The multiply inherited object has two merged sub-objects. I would guess the compiler is pointing one of the pointers to an internal object.

Answer 2

C has two inherited subobjects, therefore is the concatenation of a A object and a B object. When you have an object C, it is composed of an object A followed by an object B. They're not located at the same address, that's why. All three pointers point to the same object, but as different superclasses. The compiler makes the shift for you, so you don't have to worry about that.

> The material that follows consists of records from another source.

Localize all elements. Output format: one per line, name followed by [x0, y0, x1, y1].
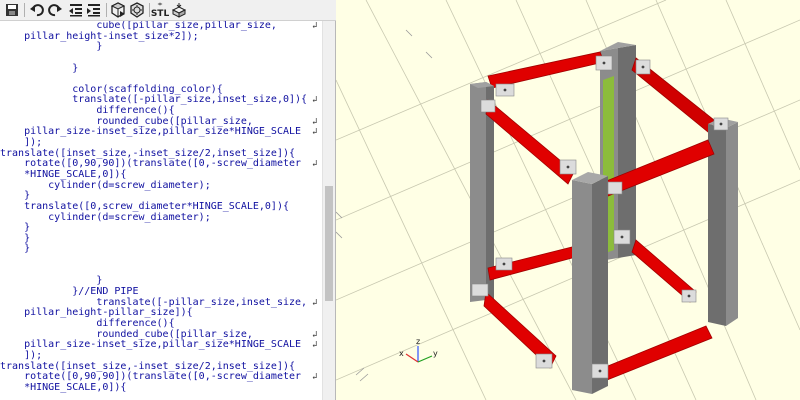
code-line: *HINGE_SCALE,0]){ [0, 381, 322, 394]
code-line-text: } [0, 62, 79, 74]
code-line-text: rotate([0,90,90])(translate([0,-screw_di… [0, 158, 302, 170]
code-line: pillar_size-inset_size,pillar_size*HINGE… [0, 339, 322, 351]
code-line-text: ]); [0, 349, 43, 361]
line-wrap-icon: ↲ [312, 116, 318, 127]
line-wrap-icon: ↲ [312, 297, 318, 308]
editor-vertical-scrollbar[interactable] [322, 21, 335, 400]
code-line-text: cylinder(d=screw_diameter); [0, 211, 211, 223]
axis-indicator: z x y [399, 337, 438, 363]
line-wrap-icon: ↲ [312, 372, 318, 383]
code-line-text: pillar_height-pillar_size]){ [0, 307, 193, 319]
code-line-text: } [0, 190, 31, 202]
code-line-text: translate([inset_size,-inset_size/2,inse… [0, 147, 296, 159]
line-wrap-icon: ↲ [312, 21, 318, 31]
redo-icon[interactable] [47, 2, 63, 18]
export-stl-label: STL [150, 9, 170, 19]
code-line-text: translate([-pillar_size,inset_size, [0, 296, 308, 308]
code-line: } [0, 41, 322, 53]
code-line-text: rounded_cube([pillar_size, [0, 328, 253, 340]
code-line-text: difference(){ [0, 105, 175, 117]
code-line-text: pillar_size-inset_size,pillar_size*HINGE… [0, 126, 302, 138]
code-line-text: rotate([0,90,90])(translate([0,-screw_di… [0, 371, 302, 383]
viewport-canvas[interactable]: z x y [336, 0, 800, 400]
code-line-text: difference(){ [0, 317, 175, 329]
code-line-text: translate([0,screw_diameter*HINGE_SCALE,… [0, 200, 289, 212]
front-pillar [572, 172, 608, 394]
code-line-text: cylinder(d=screw_diameter); [0, 179, 211, 191]
axis-z-label: z [416, 337, 420, 346]
undo-icon[interactable] [29, 2, 45, 18]
axis-ticks [336, 29, 433, 382]
code-editor-pane: STL cube([pillar_size,pillar_size, ↲ pill… [0, 0, 336, 400]
code-line-text: } [0, 232, 31, 244]
code-line: cylinder(d=screw_diameter); [0, 179, 322, 192]
toolbar-separator [106, 3, 107, 17]
code-line-text: color(scaffolding_color){ [0, 83, 223, 95]
code-line-text: } [0, 222, 31, 234]
axis-x-label: x [399, 349, 404, 358]
scrollbar-thumb[interactable] [325, 186, 333, 301]
editor-toolbar: STL [0, 0, 336, 21]
export-stl-icon[interactable]: STL [150, 2, 170, 19]
save-icon[interactable] [4, 2, 20, 18]
indent-icon[interactable] [86, 2, 102, 18]
line-wrap-icon: ↲ [312, 159, 318, 170]
code-line: } [0, 62, 322, 75]
code-text-area[interactable]: cube([pillar_size,pillar_size, ↲ pillar_h… [0, 21, 322, 400]
toolbar-separator [24, 3, 25, 17]
beam-front-right-bottom [597, 325, 713, 383]
beam-back-left-top [487, 51, 605, 89]
code-line-text: rounded_cube([pillar_size, [0, 115, 253, 127]
code-line-text: translate([inset_size,-inset_size/2,inse… [0, 360, 296, 372]
code-line-text: translate([-pillar_size,inset_size,0]){ [0, 94, 308, 106]
code-line-text: } [0, 41, 103, 53]
line-wrap-icon: ↲ [312, 95, 318, 106]
code-line-text: } [0, 275, 103, 287]
axis-y-label: y [433, 349, 438, 358]
code-line: } [0, 232, 322, 245]
line-wrap-icon: ↲ [312, 127, 318, 138]
code-line: } [0, 222, 322, 234]
code-line: cylinder(d=screw_diameter); [0, 211, 322, 224]
code-line-text: pillar_size-inset_size,pillar_size*HINGE… [0, 339, 302, 351]
code-line-text: pillar_height-inset_size*2]); [0, 30, 199, 42]
code-line-text: ]); [0, 137, 43, 149]
code-line: pillar_size-inset_size,pillar_size*HINGE… [0, 127, 322, 138]
render-icon[interactable] [129, 2, 145, 18]
send-to-print-icon[interactable] [171, 2, 187, 18]
unindent-icon[interactable] [68, 2, 84, 18]
code-line-text: *HINGE_SCALE,0]){ [0, 168, 127, 180]
code-line-text: }//END PIPE [0, 286, 139, 298]
preview-icon[interactable] [110, 2, 126, 18]
3d-viewport[interactable]: z x y [336, 0, 800, 400]
line-wrap-icon: ↲ [312, 329, 318, 340]
right-pillar [708, 118, 738, 326]
line-wrap-icon: ↲ [312, 340, 318, 351]
code-line-text: cube([pillar_size,pillar_size, [0, 21, 277, 31]
code-line: } [0, 244, 322, 255]
code-line-text: } [0, 243, 31, 255]
code-line-text: *HINGE_SCALE,0]){ [0, 381, 127, 393]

Now. Why is there a difference of 4 in one case and 1 in another? Well, in the first case, you have virtual functions for both A and B, therefore each subobject has to have a pointer to its vtable (the table containing the addresses of the resolved virtual function calls). So in this case, sizeof(A) is 4. In the second case, you have no virtual functions, so no vtable. But each subobject must be addressable independently, so the compiler still has to allocate for a different addresses for subobject of class A and subobject of class B. The minimum of difference between two addresses is 1. But I wonder if EBO (empty base-class optimization) should not have kicked in in this case.

Answer 3

That's the implementation detail of compiler. The reason you hit this case is because you have MI in your code.

Think about how the computer access the member in ClassB, it using the offset to access the member. So let's say you have two int in class B, it using following statement to access the second int member.

  *((int*)pb + 1) // this actually will be assembly generate by compiler

But if the pb point to the start of the aObject in your class, this will not work anymore, so the compiler need to generate multiple assembly version to access the same member base on the class inherit structure, and have run-time cost.

That's why the compiler adjust the pb not equal as pa, which will make the above code works, it is the most simply and effect way to implement.

And that's also explain why pa == pc but not equals with pb.